WASHINGTON D.C. ( TheStreet) -- Advisory committee meetings scheduled for October by the U.S. Food and Drug Administration to review drugs from Amarin (AMRN), Johnson & Johnson (JNJ - Get Report) and Gilead Sciences (GILD - Get Report) might be postponed or cancelled if the political stalemate over the U.S. budget and debt-ceiling limit leads to a government shutdown.
Unless Republicans and Democrats in Congress reach an agreement, the U.S. government shuts down on Oct. 1. Thousands of public employees will be furloughed and all non-essential government functions halted.
Details about specific FDA operations that would remain open for business or go dark aren't being disclosed right now, according to an agency spokesperson, referring questions to the White House's Office of Management and Budget.

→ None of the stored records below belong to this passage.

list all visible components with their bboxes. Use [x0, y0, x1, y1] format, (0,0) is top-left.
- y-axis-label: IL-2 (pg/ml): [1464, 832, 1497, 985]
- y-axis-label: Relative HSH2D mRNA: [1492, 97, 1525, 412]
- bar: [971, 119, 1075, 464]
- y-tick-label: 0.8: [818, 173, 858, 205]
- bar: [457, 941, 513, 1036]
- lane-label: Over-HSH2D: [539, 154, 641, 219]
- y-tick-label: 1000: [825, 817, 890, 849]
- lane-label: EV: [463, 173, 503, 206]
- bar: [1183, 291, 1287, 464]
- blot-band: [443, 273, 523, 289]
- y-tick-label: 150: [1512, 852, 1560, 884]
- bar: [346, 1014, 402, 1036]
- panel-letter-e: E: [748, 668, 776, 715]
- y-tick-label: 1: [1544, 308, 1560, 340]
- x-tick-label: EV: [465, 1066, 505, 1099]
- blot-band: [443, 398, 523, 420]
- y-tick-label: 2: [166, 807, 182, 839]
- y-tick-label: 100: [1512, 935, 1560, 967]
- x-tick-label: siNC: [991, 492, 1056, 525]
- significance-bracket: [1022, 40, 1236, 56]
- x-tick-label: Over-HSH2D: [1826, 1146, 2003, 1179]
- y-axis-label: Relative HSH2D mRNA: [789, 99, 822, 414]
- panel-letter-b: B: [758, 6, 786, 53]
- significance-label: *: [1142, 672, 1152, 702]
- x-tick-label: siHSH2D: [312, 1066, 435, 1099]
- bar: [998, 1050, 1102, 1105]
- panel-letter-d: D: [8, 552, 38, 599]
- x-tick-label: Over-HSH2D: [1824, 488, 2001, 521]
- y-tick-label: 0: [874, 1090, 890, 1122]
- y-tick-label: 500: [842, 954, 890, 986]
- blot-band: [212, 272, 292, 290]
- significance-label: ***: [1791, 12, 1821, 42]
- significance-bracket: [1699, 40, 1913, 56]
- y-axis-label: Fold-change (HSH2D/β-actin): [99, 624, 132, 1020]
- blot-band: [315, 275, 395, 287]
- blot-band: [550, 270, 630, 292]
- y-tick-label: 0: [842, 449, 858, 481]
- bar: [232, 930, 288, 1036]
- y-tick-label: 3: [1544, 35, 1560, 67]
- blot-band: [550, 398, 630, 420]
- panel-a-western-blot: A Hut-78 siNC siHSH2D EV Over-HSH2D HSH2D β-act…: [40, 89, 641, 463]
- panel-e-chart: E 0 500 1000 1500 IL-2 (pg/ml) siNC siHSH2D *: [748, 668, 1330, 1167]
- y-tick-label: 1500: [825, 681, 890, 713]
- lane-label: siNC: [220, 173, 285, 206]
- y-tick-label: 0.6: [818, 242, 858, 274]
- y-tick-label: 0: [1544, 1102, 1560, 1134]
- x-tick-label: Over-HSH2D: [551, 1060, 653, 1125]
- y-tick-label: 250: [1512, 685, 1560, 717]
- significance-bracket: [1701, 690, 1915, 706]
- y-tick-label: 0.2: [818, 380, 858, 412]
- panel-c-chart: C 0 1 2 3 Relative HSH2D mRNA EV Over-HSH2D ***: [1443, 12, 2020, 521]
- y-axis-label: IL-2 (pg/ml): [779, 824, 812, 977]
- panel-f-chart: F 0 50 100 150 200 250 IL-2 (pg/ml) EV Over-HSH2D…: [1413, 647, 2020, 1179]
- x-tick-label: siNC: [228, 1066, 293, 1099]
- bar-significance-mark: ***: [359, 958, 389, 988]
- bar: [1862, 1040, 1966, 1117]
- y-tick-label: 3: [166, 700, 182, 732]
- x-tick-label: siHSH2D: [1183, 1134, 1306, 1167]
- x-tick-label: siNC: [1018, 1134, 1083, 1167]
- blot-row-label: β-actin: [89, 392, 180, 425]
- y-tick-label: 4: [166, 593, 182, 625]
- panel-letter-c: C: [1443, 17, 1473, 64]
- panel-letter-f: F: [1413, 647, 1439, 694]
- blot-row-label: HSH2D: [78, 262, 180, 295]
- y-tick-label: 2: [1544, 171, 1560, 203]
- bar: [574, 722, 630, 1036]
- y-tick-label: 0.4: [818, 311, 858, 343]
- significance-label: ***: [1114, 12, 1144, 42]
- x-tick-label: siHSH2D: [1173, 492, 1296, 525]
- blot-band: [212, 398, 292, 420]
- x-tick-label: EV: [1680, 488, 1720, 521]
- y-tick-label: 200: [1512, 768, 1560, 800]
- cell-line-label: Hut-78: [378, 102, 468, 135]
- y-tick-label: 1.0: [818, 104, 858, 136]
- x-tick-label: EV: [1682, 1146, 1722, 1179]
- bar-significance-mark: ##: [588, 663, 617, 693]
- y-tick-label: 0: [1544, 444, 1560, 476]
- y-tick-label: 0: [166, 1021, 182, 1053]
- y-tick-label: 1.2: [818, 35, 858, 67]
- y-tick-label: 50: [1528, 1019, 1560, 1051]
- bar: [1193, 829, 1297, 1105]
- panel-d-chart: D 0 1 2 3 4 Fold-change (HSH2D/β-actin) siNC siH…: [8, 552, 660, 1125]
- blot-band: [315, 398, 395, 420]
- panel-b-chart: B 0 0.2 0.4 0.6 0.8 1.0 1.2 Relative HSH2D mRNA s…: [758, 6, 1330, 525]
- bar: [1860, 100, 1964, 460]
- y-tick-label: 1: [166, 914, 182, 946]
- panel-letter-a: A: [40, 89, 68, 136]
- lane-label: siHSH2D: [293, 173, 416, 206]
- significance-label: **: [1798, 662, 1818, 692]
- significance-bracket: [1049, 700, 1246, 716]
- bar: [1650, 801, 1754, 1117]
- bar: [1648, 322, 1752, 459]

However, if current FDA contingency plans are similar to those readied back in 2011 when the last budget impasse threatened to shutter the U.S. government, ongoing drug reviews and advisory committee meetings would be put on hold or postponed.As it stands, an FDA expert panel is scheduled to review Amarin's Vascepa on Oct. 16. A different two-day FDA panel beginning on Oct. 24 is set to review hepatitis C drugs from Johnson & Johnson and Gilead Sciences. There may be no need to postpone these FDA advisory panels if the U.S. government is shuttered for only a few days. If the budget and debt-ceiling impasse is extended, all bets are off. Amarin doesn't expect the Vascepa panel to be affected by a government shutdown, according to a statement posted to its web site. Here's the statement from OMB Press Secretary Emily Cain, in response to a question about what happens to the FDA in the event of a government shutdown. (She doesn't answer the question.) The Administration strongly believes that a lapse in appropriations should not occur. There is enough time for Congress to prevent a lapse in appropriations, and the Administration is willing to work with Congress to enact a short-term continuing resolution to fund critical Government operations and allow Congress the time to complete the full year 2014 appropriations. However, at this time, prudent management requires that the government plan for the possibility of a lapse and OMB is working with agencies to take appropriate action. This includes agencies reviewing relevant legal requirements and updating their plans for executing an orderly shutdown, as outlined in the guidance OMB issued last week. This planning is consistent with what was done in previous instances where a potential lapse in appropriations was approaching. It is our hope that this work will ultimately be unnecessary and that there will be no lapse in appropriations. Agencies are still in the process of reviewing relevant legal requirements and updating their plans. Determinations about specific programs are being actively reviewed as agencies undertake this process.